The painting takes its title from a line in Tennyson's "Locksley Hall," in which the speaker imagines his eventual old age in terms of "the many-winter'd crow that leads the clanging rookery home." Yet the bare, wintry scene has its own beauty, with blue sea in the distance (reminiscent of the "central blue" in a later line of the poem). Smetham greatly admired Tennyson. He had bought the two-volume edition of the poems in 1843, the very year it was published, and it proved a great source of inspiration for him. William Davies in his memoir of Smetham recalls that "he made some charming marginal illustrations in it." Davies continues,
I first became acquainted with him in the year 1846, and remember well his enthusiasm for and enjoyment of the delicate touches and artistic refinement of the early poems of Lord Tennyson. They remained to him an influence during the rest of his life; and perhaps nowhere could the Laureate have found a more faithful treasury of his writings than in this “heart of a friend.” Besides appealing to his aesthetic sense they stimulated his artistic faculty, and afforded him subjects for many pictures. 
Alexei Kondratyevich Savrasov (1830-1897), The Rooks Have Come Back (1871) in the Tretyakov Gallery, Moscow. Source: Wikimedia Commons (public domain).
Mike Hickox, who has written about Smetham's Mary Magdalene, feels that the later date of the painting, as given on Art UK, may have been added by Smetham's friends when trying to sell it on his behalf, because by that stage of his life he was suffering from severe depression. It seems much more likely that Susan Casteras is right in including it among works of the 1860s.
Smetham's painting has more drama about it than one on a similar theme, by the Russian artist Alexei Savrasov.
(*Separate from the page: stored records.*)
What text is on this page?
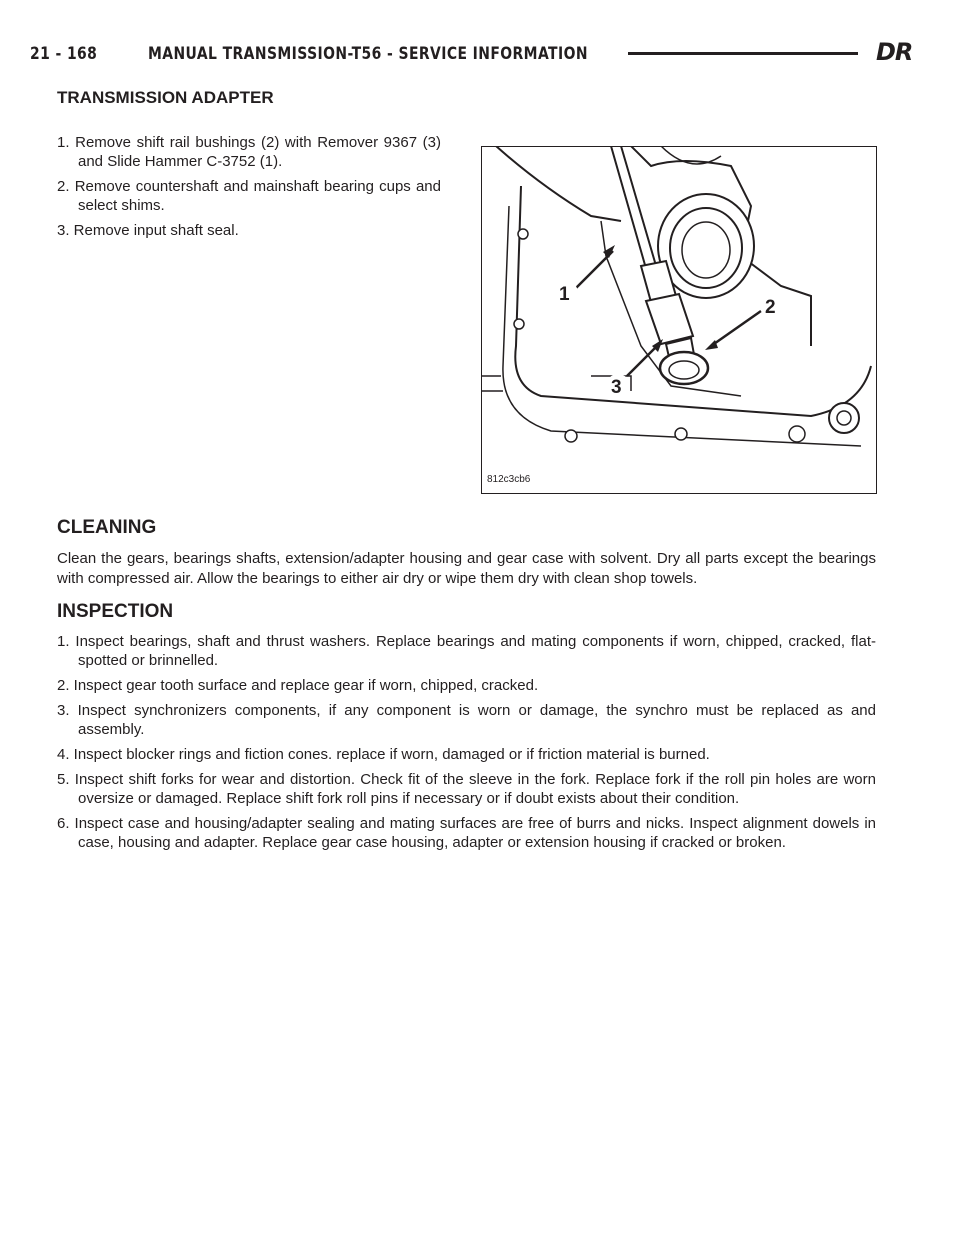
21 - 168	MANUAL TRANSMISSION-T56 - SERVICE INFORMATION	DR
TRANSMISSION ADAPTER
1. Remove shift rail bushings (2) with Remover 9367 (3) and Slide Hammer C-3752 (1).
2. Remove countershaft and mainshaft bearing cups and select shims.
3. Remove input shaft seal.
1
2
3
812c3cb6
CLEANING

Clean the gears, bearings shafts, extension/adapter housing and gear case with solvent. Dry all parts except the bearings with compressed air. Allow the bearings to either air dry or wipe them dry with clean shop towels.

INSPECTION
1. Inspect bearings, shaft and thrust washers. Replace bearings and mating components if worn, chipped, cracked, flat-spotted or brinnelled.
2. Inspect gear tooth surface and replace gear if worn, chipped, cracked.
3. Inspect synchronizers components, if any component is worn or damage, the synchro must be replaced as and assembly.
4. Inspect blocker rings and fiction cones. replace if worn, damaged or if friction material is burned.
5. Inspect shift forks for wear and distortion. Check fit of the sleeve in the fork. Replace fork if the roll pin holes are worn oversize or damaged. Replace shift fork roll pins if necessary or if doubt exists about their condition.
6. Inspect case and housing/adapter sealing and mating surfaces are free of burrs and nicks. Inspect alignment dowels in case, housing and adapter. Replace gear case housing, adapter or extension housing if cracked or broken.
Interestingly, Savrasov visited England in the 60s, and was much impressed by English and German artists' "striving for truth and independence" (qtd. in "Alexey Kondratievich Savrasov") but there is nothing to suggest that he might have seen this particular painting or been inspired by the idea of birds returning in spring. His own painting has an altogether fresher aspect: it is set in brighter daylight, and a little later in the season. Here, snow is thawing, and instead of old leaves still clinging to bare branches, there is a hint of new ones budding on the delicate sprays of the birches. The birds are already making their nests, and the shadows cast by the sun suggest warmer weather to come, while the spire nearby speaks of spiritual renewal. The two paintings make an interesting pair. Savrasov's, however, is much better known, perhaps even the best known of his works.
"Alexey Kondratievich Savrasov (1830-1897)" (trans. from the Russian). Zinref.ru - online library. Web. 14 April 2021.
Casteras, Susan. James Smetham: Artist, Author, Pre-Raphaelite Associate. Aldershot, England: Scolar Press, 1994.
Davies, William. "Memoir of James Smetham." In Letters of James Smetham. Ed. Sarah Smetham and William Davies. London: Macmillan, 1892. 1-50. Google Books. Free Ebook.